El jefe municipal de Rawson, Damián Biss, no escapó a los grandes problemas económicos que atravesaron el resto de los intendentes de Chubut. Obra pública paralizada, consumo retraído, baja en la recaudación, caída en el reparto de regalías petroleras y fondos coparticipables que no registraron subas sustanciales.
En este contexto, Biss precisó que “fue un año de transición y muy difícil, con mucha incertidumbre económica”.

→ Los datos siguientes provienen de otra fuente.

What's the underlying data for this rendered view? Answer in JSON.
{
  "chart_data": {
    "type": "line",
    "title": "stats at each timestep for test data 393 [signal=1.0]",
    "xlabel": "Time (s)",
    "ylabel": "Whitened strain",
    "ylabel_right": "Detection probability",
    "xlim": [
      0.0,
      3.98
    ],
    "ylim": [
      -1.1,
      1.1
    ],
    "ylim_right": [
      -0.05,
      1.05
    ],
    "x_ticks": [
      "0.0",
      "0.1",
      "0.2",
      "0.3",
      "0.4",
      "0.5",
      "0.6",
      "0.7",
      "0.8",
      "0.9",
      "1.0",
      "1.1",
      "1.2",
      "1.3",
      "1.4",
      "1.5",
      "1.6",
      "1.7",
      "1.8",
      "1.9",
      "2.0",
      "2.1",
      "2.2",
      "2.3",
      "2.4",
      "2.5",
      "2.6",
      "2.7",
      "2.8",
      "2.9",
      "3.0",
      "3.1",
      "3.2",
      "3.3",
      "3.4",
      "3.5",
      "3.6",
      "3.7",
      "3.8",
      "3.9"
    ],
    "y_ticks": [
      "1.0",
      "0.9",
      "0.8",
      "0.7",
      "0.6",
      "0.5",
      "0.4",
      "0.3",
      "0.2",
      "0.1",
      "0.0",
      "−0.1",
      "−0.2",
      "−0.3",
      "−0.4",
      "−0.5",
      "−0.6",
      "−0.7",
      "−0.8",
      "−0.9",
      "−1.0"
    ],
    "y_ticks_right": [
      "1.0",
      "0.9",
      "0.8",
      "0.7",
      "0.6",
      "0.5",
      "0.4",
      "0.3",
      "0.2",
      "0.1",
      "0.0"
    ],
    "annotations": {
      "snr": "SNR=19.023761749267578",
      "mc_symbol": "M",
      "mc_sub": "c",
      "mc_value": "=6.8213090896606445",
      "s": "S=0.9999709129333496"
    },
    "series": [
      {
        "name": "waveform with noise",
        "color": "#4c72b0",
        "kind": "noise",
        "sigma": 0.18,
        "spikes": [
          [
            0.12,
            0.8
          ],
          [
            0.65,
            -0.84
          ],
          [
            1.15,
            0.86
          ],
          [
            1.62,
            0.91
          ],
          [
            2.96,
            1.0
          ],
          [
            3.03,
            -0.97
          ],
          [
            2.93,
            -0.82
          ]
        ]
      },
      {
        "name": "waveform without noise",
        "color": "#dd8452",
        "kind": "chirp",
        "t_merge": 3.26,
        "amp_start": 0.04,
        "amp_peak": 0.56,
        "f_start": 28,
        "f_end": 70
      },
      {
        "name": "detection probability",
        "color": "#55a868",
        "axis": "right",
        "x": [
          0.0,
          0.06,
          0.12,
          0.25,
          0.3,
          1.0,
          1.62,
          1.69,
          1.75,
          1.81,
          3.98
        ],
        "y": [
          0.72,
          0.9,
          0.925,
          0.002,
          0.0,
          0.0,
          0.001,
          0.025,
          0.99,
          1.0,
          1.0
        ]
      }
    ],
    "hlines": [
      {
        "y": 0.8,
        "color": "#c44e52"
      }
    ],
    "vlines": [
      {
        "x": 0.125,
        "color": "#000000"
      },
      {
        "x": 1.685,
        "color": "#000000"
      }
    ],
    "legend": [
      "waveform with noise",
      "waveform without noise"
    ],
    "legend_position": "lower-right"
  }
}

Recordó que la coparticipación “bajó por la caída del consumo y también se resintió la recaudación local”.
“Fue año complejo para todos los municipios, pero Rawson está mejor posicionada”, pronosticó Biss, y añadió que la capital cierra el 2025 “con las cuentas casi al día”.
Otro de los temas medulares para los municipios es la obra pública. En este segmento, a lo largo y ancho del país, no se vieron prácticamente inauguraciones como consecuencia del feroz recorte que aplicó en los primeros dos años el Gobierno nacional.
“Fue un año con muy pocas concreciones en obra pública”, subrayó el intendente capitalino, aunque recalcó que “pudimos cerrar el año con todos los servicios funcionando”.
En este marco, destacó que “nos preparamos comprando una planta de hormigón y poniendo en marcha la producción de adoquines”.